As part of its “Ethnic Studies Initiative,” Santa Clara County, California’s Office of Education recently lectured its teachers that the United States is a “parasitic” system which has led to “domestic violence, drug overdoses, and other social problems.”
The county’s teacher workshops were in preparation for implementation of the state’s new ethnic studies curriculum.
California approved the 900-page curriculum last month. Its overview section states oppression will be studied via the intersection(s) of “patriarchy, cisheteropatriarchy, exploitative economic systems, ableism, ageism, anthropocentrism, xenophobia, misogyny, antisemitism, anti-blackness, anti-indigeneity, Islamophobia, and transphobia.”

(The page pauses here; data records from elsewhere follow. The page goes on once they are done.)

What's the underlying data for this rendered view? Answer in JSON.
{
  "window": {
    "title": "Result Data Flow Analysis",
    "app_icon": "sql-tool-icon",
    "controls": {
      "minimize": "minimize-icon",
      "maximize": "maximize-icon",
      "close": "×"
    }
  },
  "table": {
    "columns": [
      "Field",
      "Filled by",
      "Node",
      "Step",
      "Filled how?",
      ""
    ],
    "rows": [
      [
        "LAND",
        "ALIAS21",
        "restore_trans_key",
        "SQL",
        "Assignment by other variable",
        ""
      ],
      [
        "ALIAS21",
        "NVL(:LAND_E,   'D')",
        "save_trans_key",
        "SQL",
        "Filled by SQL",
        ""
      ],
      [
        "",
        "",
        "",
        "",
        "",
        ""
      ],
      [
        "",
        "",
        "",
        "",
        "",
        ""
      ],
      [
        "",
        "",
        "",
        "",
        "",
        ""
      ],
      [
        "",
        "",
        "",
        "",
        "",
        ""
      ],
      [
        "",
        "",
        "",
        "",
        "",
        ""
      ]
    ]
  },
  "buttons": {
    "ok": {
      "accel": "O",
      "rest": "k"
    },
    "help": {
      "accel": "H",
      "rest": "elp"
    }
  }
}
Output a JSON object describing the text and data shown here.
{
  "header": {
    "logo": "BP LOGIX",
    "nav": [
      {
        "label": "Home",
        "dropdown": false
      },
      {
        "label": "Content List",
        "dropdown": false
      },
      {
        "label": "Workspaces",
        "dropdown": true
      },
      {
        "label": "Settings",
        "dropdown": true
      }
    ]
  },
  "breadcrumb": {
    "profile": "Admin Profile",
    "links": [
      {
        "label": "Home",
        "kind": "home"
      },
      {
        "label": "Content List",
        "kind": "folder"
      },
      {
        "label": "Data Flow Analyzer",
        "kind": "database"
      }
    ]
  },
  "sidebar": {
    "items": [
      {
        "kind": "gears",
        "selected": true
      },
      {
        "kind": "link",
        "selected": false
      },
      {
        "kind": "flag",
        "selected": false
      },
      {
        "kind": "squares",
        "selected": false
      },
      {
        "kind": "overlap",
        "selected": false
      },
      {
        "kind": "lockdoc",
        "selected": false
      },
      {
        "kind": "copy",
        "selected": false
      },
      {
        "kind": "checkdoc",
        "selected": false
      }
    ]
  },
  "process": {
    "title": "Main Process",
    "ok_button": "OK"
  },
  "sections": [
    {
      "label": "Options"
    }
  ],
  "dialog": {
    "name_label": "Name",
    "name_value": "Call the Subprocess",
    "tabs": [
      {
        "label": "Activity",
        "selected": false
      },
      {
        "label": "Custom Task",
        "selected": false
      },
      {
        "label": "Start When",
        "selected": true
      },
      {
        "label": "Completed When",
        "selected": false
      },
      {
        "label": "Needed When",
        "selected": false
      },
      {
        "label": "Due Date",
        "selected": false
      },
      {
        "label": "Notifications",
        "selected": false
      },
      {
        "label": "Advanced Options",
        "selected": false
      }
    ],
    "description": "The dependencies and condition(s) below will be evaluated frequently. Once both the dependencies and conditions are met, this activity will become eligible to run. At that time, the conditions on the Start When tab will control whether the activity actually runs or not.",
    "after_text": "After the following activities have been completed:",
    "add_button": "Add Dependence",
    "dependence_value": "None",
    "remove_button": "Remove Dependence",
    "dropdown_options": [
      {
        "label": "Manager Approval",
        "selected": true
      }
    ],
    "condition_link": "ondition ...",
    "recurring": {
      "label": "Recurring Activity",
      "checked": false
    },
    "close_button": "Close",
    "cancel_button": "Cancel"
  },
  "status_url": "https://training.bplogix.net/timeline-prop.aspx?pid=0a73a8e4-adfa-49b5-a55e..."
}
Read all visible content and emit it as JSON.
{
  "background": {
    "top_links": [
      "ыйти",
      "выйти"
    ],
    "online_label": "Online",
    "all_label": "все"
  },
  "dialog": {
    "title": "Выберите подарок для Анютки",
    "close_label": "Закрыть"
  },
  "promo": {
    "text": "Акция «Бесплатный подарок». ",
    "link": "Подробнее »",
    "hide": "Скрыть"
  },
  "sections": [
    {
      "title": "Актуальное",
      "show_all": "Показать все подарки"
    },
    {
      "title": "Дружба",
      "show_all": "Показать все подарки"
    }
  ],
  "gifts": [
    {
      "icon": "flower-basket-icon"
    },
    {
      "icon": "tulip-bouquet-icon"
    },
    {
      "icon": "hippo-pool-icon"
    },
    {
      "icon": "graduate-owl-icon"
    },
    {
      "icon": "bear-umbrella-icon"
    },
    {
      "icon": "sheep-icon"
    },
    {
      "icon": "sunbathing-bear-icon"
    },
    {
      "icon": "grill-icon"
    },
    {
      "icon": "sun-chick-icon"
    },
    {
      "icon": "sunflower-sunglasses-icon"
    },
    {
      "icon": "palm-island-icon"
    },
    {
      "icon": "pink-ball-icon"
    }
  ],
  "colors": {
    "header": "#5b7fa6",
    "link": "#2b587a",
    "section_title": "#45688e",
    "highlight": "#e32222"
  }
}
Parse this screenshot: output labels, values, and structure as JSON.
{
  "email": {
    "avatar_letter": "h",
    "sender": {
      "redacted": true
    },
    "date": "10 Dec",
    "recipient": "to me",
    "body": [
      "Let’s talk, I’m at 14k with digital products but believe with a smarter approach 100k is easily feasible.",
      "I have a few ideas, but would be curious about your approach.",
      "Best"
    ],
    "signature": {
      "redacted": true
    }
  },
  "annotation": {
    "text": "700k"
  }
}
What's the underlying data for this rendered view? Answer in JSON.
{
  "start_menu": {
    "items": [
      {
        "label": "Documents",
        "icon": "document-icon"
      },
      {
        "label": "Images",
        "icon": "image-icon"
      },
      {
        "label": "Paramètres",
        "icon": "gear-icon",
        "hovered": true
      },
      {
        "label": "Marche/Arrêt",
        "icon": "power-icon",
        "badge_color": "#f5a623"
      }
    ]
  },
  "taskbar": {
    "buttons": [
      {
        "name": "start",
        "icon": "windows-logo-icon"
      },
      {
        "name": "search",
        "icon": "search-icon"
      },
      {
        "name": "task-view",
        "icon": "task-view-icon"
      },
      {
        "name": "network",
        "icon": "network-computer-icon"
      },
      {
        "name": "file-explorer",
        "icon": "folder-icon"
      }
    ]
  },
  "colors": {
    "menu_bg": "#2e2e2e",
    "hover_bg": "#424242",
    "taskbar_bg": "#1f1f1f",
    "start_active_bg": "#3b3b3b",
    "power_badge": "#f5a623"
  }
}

According to a new report by Christopher Rufo at City Journal, presenters at the Santa Clara workshops “encouraged teachers to inject left-wing politics into the classroom and to hide controversial materials from parents.”
One of the presenters, Jorge Pacheco, was an advisor to the (ethnic studies) curriculum. He said the document is based on the work of Paulo Freire, a Brazilian Marxist known for his “pedagogy of the oppressed.”
Rufo reports Pacheco told his audience the term “Marxist” can “scare people away,” and as such teachers should take care to hide what they’re teaching: “[We] have to be extra careful about what is being said, since we can’t just say something controversial now that we’re in people’s homes [because of remote learning].”
Pacheco then argued that the United States is a political regime based on “settler colonialism,” which he describes as a “system of oppression” that “occupies and usurps land/labor/resources from one group of people for the benefit of another.” The settler colonialist regime, Pacheco continues, is “not just a vicious thing of the past, but [one that] exists as long as settlers are living on appropriated land.” The white colonialist regime of the United States is a “parasitic system” responsible for domestic violence, drug overdoses, and other social problems. In a related PowerPoint slide, Pacheco presented examples of this oppression, including “men exploiting women,” “white people exploiting people of color,” and “rich people exploiting poor people.”
What is the solution? Pacheco argues that teachers must “awaken [students] to the oppression” and lead them to “decodify” and eventually “destroy” the dominant political regime. The first step in this process is to help students “get into the mind of a white man” such as Christopher Columbus and analyze “what ideology led these white male settlers to be power and land hungry and justify stealing indigenous land through genocide.” Pacheco describes this process as transforming students into “activist intellectuals” who “decodify systems of oppression” into their component parts, including “white supremacy, patriarchy, classism, genocide, private property, and God.”
Pacheco, who’s also president of the California Latino School Boards Association, also told his audience it should “cash in on kids’ inherent empathy” by turning them into activists as early as first grade.